Telefon: Die Doktorarbeit im Beipackzettel

Was ist Humor? Doch vor allem, wenn das, was man von jemand erlebt, nicht mit den Erwartungen übereinstimmt. Würde bekannt, dass Uli Hoeneß Steuern zahlt, wäre das doch zum Wiehern. Wissenschaftler der Universität Hohenheim haben nun eine richtig kuriose Erkenntnis hervorgebracht: Die Kundenkommunikation von Telekommunikationsunternehmen ist besonders unverständlich.

Glauben mögen wir das nicht. In den Werbespots der Telefonanbieter sieht man doch nur glückliche Menschen. Jung und schick sind sie, tippen tanzend auf ihre Smartphone-Tastaturen. Und wenn sie mal älter sind, sind sie an der Grenze zu sympathisch doof. Aber auch die Musik, die heute  für Handy-Läden wie für Hitparaden gleichermaßen komponiert zu sein scheint, vermittelt uns diese Botschaft: Nimm uns – und dein Leben wird leicht und leichter.

Eben nicht.Wie die Forscher herausgefunden haben, verfehlen die von ihnen untersuchten Allgemeine Geschäftsbedingungen (AGBs) für Mobilfunk sowie die „häufig gestellte Fragen“ (FAQs) zum Thema Festnetzportierung, der Mitnahme der Telefonnummer, die Zielwerte für verständliche Kommunikation teilweise sehr deutlich. Einige von ihnen befinden sich auf dem sprachlichen Schwierigkeits-Niveau einer Doktorarbeit.

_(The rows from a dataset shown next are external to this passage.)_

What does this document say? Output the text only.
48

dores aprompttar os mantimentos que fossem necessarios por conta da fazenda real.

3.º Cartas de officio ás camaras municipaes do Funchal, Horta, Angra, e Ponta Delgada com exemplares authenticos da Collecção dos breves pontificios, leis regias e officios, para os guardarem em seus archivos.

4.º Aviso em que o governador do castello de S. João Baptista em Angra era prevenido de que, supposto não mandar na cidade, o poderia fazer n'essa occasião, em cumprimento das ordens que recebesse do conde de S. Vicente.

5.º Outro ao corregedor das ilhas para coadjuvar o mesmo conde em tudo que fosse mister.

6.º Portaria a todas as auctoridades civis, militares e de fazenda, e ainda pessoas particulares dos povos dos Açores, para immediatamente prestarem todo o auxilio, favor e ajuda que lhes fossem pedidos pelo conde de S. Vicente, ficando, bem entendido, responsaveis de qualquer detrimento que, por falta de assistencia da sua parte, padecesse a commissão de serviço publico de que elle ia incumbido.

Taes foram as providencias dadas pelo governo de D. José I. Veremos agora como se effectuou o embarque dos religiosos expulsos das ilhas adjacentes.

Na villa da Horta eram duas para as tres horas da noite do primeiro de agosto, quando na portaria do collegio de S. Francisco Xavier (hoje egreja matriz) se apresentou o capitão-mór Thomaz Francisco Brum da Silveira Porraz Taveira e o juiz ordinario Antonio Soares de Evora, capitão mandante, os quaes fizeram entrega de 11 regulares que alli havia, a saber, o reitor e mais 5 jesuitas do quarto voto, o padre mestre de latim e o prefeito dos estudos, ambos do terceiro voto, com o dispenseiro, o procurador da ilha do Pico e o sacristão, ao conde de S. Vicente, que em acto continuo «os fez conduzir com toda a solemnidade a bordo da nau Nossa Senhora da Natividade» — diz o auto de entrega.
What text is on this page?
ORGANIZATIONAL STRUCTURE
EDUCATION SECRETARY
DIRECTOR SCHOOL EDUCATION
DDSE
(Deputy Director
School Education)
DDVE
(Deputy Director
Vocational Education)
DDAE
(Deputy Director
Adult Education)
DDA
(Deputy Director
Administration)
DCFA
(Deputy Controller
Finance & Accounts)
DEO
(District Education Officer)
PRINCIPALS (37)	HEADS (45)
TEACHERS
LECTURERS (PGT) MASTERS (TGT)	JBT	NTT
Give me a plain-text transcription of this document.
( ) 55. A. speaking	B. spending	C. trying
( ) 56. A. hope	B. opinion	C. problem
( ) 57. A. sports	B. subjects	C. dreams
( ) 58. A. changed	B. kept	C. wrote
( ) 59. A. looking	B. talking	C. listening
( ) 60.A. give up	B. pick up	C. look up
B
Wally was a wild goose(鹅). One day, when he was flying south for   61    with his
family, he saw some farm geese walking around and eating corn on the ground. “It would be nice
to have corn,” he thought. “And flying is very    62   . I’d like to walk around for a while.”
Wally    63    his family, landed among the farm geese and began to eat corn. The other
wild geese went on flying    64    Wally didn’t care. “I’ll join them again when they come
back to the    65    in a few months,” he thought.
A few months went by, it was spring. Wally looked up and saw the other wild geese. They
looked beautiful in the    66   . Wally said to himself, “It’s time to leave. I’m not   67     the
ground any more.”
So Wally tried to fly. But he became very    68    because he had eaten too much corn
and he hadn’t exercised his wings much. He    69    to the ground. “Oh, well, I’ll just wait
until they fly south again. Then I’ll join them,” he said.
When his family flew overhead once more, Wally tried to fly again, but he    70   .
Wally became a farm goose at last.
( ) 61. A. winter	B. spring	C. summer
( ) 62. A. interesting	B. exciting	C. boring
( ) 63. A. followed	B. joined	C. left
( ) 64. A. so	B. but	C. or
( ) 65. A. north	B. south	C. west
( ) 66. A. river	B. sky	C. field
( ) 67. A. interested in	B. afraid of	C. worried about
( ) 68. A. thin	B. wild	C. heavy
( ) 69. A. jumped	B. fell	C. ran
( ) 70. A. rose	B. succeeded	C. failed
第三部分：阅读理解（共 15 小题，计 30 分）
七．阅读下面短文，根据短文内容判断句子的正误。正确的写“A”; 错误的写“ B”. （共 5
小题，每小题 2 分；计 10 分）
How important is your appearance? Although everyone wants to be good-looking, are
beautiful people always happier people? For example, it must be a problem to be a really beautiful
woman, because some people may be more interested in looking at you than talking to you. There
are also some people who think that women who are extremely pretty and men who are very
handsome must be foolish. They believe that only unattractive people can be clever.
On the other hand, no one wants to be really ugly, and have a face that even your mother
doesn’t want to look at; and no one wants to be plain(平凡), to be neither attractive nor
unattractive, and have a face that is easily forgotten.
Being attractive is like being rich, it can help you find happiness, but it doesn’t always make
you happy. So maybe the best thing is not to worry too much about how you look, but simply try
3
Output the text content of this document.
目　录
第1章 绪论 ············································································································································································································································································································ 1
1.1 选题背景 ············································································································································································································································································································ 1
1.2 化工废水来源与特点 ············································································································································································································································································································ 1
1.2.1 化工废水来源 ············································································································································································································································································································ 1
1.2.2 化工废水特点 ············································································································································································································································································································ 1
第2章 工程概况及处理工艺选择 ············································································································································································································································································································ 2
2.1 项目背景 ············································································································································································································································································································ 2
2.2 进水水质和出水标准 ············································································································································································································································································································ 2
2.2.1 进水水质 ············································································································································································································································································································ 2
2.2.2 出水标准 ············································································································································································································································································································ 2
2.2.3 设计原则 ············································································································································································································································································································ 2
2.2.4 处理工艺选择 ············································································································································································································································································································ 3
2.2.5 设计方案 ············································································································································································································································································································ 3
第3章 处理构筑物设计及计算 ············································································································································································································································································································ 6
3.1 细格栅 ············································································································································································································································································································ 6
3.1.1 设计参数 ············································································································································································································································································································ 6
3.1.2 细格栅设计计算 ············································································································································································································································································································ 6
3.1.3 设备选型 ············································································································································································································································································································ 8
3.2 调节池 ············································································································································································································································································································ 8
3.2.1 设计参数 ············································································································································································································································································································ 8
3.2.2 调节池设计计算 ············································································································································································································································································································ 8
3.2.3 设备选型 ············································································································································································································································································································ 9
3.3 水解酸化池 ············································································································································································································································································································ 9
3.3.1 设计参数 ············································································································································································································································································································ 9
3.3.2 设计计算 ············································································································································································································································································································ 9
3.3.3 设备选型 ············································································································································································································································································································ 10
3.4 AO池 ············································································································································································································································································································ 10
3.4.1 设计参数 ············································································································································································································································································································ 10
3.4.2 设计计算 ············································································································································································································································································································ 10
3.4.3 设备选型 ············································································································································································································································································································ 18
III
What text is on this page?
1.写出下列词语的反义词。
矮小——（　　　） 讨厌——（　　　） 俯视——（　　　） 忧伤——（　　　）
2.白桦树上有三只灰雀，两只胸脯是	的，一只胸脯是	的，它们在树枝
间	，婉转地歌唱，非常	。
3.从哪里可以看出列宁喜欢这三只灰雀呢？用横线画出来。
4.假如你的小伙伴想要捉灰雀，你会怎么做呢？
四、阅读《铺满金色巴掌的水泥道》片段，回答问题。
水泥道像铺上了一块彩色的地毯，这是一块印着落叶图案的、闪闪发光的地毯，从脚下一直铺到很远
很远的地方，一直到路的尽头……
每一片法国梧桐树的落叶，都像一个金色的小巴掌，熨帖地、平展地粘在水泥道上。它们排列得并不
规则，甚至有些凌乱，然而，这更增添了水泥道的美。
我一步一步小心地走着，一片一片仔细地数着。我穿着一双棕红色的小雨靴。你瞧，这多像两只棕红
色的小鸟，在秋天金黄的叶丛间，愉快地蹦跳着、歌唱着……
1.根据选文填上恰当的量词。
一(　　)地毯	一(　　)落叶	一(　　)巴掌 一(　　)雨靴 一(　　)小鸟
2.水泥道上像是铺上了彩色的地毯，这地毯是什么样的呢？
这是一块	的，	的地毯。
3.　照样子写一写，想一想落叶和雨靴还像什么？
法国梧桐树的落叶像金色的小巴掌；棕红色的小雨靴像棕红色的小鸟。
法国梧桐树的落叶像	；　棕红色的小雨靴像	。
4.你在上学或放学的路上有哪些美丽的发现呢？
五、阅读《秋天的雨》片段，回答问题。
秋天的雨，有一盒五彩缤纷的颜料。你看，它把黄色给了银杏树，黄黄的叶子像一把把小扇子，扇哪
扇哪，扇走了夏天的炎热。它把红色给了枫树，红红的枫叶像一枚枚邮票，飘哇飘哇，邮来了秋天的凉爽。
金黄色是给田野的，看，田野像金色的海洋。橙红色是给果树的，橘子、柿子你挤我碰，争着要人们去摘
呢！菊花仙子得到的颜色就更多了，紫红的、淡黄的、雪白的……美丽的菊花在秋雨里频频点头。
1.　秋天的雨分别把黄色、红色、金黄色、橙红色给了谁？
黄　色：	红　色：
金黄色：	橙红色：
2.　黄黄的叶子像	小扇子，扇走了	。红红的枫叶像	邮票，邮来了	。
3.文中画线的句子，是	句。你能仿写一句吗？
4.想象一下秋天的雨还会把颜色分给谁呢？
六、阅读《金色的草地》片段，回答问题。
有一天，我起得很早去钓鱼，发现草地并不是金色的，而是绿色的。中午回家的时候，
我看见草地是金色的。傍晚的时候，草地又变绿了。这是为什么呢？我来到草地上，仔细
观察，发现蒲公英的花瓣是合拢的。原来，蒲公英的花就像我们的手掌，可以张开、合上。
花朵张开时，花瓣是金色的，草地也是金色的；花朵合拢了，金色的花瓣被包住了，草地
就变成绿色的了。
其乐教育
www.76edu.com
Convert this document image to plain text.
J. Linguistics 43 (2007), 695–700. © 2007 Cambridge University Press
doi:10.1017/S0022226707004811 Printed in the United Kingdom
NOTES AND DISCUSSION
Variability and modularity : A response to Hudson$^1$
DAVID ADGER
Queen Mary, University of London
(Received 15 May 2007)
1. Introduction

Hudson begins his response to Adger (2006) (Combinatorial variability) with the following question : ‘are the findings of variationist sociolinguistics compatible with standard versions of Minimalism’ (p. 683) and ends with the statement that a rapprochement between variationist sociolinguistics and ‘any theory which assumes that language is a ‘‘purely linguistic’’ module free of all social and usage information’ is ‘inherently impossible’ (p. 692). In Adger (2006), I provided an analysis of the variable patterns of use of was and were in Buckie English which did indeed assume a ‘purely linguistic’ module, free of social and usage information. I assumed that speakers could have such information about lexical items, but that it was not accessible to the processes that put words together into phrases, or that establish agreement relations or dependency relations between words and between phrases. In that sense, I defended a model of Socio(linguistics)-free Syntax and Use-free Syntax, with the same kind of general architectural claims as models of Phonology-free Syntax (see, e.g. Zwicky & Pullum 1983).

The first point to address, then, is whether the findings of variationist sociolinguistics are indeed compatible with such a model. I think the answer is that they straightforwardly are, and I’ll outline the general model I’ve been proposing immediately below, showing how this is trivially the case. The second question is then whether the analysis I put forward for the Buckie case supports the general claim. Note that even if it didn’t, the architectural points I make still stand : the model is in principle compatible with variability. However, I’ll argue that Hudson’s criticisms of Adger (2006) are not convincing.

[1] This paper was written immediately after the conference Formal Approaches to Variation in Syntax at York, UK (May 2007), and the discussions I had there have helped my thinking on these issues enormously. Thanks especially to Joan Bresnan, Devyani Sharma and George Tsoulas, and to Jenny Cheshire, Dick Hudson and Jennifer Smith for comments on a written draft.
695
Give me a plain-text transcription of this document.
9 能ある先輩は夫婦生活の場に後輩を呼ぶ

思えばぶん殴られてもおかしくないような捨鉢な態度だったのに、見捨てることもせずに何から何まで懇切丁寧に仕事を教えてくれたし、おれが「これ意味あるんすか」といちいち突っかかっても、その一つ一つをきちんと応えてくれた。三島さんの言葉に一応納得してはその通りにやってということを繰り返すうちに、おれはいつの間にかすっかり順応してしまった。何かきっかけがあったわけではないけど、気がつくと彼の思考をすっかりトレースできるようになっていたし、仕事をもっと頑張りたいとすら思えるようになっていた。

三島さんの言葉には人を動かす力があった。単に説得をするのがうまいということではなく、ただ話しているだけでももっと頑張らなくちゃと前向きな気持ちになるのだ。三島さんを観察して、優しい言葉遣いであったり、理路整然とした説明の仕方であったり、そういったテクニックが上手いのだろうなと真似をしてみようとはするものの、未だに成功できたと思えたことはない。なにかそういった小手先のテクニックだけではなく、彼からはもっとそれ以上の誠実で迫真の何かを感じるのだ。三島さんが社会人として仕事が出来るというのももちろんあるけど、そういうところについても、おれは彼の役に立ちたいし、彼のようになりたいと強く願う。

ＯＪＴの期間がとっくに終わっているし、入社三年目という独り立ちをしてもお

Die Kommunikationsexperten nennen ein Negativ-Beispiel aus einer Allgemeinen Geschäftsbedingung (AGB) eines Mobilfunkanbieters: „Macht der Kunde von seinem Widerrufsrecht im Hinblick auf die Lieferung von Waren Gebrauch, so hat er die Kosten für die Rücksendung zu tragen, wenn die gelieferte Ware der bestellten entspricht und wenn der Preis der zurückzusendenden Sache einen Betrag von 40 Euro nicht übersteigt oder wenn der Kunde bei einem höheren Preis der Sache zum Zeitpunkt des Widerrufs noch nicht die Gegenleistung oder eine vertraglich vereinbarte Teilzahlung erbracht hat.“ Hinzu kommen Monster-Wörter wie „Verzichtserklärungs-Assistent“ oder „Festnetz-Rufnummernmitnahme“ sowie Anglizismen wie „Simple Service Discovery Protocol“. Davon haben wir bekanntlich schon als Kind geträumt.

Aber woran liegt es? Ein Grund könnte sein, dass die Beipackzettel der Telekommunikationsprodukte von Chinesen geschrieben werden, die sich dabei auf Übersetzungsprogramme stützen. Oder – und das ist die wahrscheinlichere Variante – die Produkte und Preise sind einfach so mittelmäßig bis schlecht, dass man sprachliche Nebelkerzen zünden muss. Man kennt das auch aus der Politik. Hier ist es Konzernpolitik. Und wer diese  wählt, ist selber schuld.